Les ateliers d’apprentissage des techniques de tissage sont construits en partenariat avec l’Association pour la Protection de l’Enfance et la Promotion de la Femme (APEPF). Le projet part du constat que les femmes du quartier sont très dynamiques dans l’organisation et le bon déroulé du festival mais que leur participation se limite à des tâches peu valorisées (salubrité de la rue, entretien des maisons accueillant les artistes, restauration, etc.). Or, plusieurs d’entre elles savent tisser des étoffes mais n’ont malheureusement pas eu la chance d’être formées pour faire de leur savoir une pratique artisanale génératrice de revenus. Rappelons ici que le pagne Faso Dan Fani est un trésor de la culture burkinabé.
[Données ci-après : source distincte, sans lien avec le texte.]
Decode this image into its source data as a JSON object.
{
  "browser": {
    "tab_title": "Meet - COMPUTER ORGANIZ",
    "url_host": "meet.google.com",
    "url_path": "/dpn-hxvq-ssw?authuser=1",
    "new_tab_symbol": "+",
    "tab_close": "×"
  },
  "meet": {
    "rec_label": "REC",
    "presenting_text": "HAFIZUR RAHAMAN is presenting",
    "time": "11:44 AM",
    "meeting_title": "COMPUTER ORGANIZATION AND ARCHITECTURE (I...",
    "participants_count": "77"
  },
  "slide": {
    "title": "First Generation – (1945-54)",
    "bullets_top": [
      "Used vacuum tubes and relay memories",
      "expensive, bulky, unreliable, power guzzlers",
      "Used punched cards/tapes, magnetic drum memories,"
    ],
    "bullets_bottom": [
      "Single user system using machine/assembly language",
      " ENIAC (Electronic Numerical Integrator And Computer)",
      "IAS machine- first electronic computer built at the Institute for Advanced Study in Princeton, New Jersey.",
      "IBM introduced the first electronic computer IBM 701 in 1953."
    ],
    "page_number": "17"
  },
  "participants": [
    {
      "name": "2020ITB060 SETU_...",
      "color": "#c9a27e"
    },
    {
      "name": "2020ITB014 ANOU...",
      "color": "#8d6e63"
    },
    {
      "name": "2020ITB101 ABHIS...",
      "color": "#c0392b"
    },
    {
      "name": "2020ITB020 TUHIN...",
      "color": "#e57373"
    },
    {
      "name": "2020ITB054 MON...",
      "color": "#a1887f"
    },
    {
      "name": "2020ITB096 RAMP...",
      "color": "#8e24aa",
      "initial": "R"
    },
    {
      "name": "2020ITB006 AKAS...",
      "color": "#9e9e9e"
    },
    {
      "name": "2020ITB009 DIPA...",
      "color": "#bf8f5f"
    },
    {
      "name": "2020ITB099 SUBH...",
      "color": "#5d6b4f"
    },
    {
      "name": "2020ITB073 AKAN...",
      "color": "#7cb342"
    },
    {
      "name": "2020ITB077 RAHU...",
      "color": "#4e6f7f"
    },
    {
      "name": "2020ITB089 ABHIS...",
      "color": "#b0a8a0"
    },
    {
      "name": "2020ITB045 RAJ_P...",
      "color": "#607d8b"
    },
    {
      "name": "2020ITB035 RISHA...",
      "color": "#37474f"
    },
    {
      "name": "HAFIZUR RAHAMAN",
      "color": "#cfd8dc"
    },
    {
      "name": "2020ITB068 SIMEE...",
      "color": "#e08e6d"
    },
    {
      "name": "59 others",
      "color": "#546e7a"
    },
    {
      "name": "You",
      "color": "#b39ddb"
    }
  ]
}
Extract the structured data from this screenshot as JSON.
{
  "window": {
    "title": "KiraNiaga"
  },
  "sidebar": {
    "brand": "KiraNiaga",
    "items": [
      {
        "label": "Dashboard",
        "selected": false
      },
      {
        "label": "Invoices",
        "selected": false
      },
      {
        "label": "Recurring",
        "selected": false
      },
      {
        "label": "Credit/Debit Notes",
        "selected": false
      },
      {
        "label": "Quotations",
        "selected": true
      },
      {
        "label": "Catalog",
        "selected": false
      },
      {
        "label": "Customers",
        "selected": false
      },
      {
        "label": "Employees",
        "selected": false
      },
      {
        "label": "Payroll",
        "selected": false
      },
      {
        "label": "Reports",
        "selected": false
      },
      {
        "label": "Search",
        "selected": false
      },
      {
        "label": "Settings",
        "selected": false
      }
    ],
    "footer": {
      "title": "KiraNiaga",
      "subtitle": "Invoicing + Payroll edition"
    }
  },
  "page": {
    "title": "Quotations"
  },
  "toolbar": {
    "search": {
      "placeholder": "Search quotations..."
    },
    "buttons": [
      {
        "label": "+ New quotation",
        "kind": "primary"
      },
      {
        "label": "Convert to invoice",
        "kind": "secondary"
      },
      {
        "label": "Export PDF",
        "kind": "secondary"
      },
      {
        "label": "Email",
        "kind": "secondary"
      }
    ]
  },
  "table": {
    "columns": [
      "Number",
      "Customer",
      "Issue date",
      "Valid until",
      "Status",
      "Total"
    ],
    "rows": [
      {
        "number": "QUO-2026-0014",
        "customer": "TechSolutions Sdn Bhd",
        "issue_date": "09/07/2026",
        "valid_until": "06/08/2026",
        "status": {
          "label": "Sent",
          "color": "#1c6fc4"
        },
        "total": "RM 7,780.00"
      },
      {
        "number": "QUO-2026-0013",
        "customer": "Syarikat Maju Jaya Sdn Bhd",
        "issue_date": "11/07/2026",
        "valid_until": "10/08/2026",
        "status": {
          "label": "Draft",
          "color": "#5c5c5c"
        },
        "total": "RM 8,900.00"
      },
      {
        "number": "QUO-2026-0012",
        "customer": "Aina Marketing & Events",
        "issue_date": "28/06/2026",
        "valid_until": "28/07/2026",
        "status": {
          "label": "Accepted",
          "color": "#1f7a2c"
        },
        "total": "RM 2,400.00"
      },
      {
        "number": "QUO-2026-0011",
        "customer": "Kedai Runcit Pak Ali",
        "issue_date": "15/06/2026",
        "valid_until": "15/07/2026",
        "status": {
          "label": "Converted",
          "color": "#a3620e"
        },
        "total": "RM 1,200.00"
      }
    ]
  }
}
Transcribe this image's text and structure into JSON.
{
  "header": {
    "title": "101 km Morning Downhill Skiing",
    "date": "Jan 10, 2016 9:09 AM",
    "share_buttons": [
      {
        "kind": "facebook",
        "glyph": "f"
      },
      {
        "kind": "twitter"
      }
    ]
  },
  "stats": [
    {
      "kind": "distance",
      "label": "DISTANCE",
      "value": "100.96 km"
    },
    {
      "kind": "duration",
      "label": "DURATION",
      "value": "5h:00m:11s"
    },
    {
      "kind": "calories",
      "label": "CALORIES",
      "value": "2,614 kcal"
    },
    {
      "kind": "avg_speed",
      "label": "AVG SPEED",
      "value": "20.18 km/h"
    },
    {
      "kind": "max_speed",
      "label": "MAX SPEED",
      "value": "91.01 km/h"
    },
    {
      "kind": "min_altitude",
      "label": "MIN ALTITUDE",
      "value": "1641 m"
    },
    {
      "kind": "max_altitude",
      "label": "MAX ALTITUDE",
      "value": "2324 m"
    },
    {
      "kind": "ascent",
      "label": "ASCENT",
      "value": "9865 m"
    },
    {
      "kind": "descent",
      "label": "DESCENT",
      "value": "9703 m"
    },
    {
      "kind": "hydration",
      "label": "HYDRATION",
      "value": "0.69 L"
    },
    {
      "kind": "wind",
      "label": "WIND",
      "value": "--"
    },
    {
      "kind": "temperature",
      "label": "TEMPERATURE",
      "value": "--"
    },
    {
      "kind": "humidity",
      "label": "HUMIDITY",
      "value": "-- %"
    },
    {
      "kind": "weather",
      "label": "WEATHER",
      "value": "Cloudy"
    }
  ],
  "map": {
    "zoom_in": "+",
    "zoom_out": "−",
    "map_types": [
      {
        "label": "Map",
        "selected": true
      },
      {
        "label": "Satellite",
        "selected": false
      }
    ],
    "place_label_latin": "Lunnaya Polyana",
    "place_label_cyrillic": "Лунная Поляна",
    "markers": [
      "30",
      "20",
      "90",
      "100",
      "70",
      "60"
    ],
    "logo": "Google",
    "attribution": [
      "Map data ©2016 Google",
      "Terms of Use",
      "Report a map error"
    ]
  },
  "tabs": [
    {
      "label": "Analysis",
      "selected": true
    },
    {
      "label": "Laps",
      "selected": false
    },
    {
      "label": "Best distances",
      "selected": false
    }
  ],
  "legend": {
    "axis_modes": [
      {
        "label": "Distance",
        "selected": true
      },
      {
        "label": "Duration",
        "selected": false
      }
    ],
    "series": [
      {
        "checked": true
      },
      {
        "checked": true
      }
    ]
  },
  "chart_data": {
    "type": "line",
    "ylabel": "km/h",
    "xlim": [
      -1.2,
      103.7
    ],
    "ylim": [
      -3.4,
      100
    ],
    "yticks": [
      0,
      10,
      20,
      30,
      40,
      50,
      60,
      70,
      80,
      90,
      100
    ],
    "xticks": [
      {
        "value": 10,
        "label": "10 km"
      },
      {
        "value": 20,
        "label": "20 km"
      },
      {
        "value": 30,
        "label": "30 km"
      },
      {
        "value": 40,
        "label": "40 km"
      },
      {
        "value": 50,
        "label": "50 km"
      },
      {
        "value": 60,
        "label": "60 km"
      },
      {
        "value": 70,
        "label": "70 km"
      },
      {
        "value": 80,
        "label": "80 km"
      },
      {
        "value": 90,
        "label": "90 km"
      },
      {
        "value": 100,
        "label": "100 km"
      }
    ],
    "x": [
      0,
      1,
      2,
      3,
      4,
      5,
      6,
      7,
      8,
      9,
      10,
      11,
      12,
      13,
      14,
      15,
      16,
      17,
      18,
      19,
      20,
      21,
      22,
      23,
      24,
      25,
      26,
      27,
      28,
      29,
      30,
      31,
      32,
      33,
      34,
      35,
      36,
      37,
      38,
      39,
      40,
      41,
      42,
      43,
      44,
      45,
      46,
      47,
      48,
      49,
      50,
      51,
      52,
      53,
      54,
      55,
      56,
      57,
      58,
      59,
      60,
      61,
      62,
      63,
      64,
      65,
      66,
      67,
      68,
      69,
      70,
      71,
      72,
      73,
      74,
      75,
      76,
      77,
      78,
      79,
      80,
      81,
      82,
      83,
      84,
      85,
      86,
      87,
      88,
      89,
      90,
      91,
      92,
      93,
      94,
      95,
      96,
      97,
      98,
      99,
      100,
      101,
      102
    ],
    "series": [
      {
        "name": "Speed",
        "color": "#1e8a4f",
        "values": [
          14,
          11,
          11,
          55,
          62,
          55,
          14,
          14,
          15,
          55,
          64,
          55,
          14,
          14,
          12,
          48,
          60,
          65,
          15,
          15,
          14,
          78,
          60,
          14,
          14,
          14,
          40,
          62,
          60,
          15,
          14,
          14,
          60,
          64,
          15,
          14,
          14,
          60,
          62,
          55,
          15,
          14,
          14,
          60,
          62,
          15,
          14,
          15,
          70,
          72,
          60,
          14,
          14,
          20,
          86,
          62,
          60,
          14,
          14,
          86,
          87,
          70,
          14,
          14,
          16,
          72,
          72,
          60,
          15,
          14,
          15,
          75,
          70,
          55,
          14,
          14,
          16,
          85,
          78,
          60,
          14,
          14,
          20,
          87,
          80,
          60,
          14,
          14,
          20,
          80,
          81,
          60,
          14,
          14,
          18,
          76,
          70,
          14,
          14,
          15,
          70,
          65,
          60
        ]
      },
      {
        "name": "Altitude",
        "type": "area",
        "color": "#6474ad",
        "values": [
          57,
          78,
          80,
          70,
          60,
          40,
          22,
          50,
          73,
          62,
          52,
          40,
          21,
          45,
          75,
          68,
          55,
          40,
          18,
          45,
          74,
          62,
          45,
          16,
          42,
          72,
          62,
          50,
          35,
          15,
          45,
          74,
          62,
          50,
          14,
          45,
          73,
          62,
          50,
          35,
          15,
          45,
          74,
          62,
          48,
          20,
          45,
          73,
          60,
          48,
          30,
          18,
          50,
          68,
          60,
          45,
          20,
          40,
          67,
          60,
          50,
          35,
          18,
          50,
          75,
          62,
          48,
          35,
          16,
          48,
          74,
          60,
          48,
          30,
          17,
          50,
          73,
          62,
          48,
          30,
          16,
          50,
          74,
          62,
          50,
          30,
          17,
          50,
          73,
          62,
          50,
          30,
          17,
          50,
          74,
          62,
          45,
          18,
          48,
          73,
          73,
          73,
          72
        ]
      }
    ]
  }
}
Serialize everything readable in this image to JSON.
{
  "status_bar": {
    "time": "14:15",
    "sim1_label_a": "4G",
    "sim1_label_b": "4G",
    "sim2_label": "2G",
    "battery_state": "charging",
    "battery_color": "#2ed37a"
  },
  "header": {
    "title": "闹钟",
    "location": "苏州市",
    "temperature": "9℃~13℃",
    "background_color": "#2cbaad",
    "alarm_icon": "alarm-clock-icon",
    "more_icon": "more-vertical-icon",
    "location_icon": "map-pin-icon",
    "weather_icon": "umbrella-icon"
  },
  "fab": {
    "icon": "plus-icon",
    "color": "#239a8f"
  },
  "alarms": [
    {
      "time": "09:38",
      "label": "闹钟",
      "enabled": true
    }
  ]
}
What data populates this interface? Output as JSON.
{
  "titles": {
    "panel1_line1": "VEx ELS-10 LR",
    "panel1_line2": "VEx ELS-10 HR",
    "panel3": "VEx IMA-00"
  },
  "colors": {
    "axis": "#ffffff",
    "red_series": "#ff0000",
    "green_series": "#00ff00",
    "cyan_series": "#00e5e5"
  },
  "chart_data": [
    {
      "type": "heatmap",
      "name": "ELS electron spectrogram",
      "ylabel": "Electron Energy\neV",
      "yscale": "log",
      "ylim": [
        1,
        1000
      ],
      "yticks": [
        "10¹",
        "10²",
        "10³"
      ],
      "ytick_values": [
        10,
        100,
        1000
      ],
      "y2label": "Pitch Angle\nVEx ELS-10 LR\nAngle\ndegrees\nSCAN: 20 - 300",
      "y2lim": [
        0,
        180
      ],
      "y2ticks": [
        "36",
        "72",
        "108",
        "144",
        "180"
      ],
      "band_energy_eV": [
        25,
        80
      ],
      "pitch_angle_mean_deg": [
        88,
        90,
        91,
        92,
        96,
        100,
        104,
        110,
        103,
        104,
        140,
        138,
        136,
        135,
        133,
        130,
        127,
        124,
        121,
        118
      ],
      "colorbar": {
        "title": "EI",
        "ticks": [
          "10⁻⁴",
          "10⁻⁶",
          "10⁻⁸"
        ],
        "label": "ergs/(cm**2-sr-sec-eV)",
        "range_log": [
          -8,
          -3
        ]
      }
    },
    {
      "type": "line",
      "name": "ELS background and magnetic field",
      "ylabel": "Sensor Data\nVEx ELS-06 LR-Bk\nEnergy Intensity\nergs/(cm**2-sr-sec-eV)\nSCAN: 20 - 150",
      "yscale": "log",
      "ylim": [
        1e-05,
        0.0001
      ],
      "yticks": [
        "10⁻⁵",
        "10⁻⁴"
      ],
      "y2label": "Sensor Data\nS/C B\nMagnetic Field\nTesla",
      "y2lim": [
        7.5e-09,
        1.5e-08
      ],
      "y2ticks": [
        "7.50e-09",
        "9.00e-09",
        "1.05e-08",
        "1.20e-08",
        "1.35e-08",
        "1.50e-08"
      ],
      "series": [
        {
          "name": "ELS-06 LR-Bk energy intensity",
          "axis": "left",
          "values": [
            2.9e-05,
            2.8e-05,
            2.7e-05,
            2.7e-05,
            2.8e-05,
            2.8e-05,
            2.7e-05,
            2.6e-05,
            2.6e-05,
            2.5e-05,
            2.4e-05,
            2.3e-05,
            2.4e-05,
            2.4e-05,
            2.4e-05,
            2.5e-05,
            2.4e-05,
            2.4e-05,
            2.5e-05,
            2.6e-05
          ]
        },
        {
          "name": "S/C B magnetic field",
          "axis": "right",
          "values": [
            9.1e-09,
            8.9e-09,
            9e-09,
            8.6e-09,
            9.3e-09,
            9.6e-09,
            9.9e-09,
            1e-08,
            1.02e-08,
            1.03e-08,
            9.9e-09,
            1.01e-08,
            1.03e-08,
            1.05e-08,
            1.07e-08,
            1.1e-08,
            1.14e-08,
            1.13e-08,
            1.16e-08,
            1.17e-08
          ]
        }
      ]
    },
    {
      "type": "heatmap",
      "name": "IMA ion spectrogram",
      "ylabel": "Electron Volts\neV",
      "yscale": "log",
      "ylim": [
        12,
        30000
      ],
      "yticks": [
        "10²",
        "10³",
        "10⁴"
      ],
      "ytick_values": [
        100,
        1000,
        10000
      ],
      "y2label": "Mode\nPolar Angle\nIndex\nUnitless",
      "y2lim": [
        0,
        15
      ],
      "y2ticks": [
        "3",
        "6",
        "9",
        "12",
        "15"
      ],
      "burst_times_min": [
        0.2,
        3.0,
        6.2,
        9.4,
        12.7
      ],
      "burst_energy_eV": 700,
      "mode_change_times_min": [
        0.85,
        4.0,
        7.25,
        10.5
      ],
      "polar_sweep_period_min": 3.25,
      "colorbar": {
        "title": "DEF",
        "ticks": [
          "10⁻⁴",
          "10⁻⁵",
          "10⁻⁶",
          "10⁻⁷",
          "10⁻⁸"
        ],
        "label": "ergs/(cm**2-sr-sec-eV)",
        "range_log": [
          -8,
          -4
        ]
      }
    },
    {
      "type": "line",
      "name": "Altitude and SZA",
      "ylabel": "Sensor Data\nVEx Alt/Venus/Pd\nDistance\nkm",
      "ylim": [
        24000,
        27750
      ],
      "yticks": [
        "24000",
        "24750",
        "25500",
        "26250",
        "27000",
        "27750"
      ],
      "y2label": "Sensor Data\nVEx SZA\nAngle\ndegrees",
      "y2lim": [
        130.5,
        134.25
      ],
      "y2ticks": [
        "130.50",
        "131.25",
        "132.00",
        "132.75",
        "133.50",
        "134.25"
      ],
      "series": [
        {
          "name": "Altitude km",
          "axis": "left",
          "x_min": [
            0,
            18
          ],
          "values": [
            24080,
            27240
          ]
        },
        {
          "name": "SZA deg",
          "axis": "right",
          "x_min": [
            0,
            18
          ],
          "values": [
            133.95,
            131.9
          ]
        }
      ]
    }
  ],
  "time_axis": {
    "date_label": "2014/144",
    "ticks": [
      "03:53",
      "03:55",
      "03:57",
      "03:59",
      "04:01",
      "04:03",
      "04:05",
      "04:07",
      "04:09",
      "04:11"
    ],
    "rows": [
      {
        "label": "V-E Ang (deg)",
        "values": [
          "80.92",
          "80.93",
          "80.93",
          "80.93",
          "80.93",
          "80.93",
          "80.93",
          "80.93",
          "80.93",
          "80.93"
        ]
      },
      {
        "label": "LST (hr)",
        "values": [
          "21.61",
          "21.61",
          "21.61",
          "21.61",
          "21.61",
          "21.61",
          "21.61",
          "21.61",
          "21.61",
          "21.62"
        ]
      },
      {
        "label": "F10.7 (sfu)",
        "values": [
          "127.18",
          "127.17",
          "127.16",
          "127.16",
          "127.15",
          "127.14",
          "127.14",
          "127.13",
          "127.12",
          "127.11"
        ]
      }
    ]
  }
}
A travers ce programme de formation, l’idée est qu’elles puissent désormais être impliquées dans la production d’objets et accessoires dérivés qui seront distribués et vendus aux partenaires, aux participants et aux festivaliers des Récréâtrales, et qu’elles en tirent directement bien sûr un revenu.

Ces ateliers se déclineront en quatre modules de formation :

  • – un module en développement personnel pour que les femmes prennent conscience de leurs capacités, de leur force et de leur potentiel, complétant ainsi le travail réalisé dans le cadre des ateliers artistiques ;
  • – Un module en tissage ;
  • – Un module en teinture écologique ;
  • – Un module en couture.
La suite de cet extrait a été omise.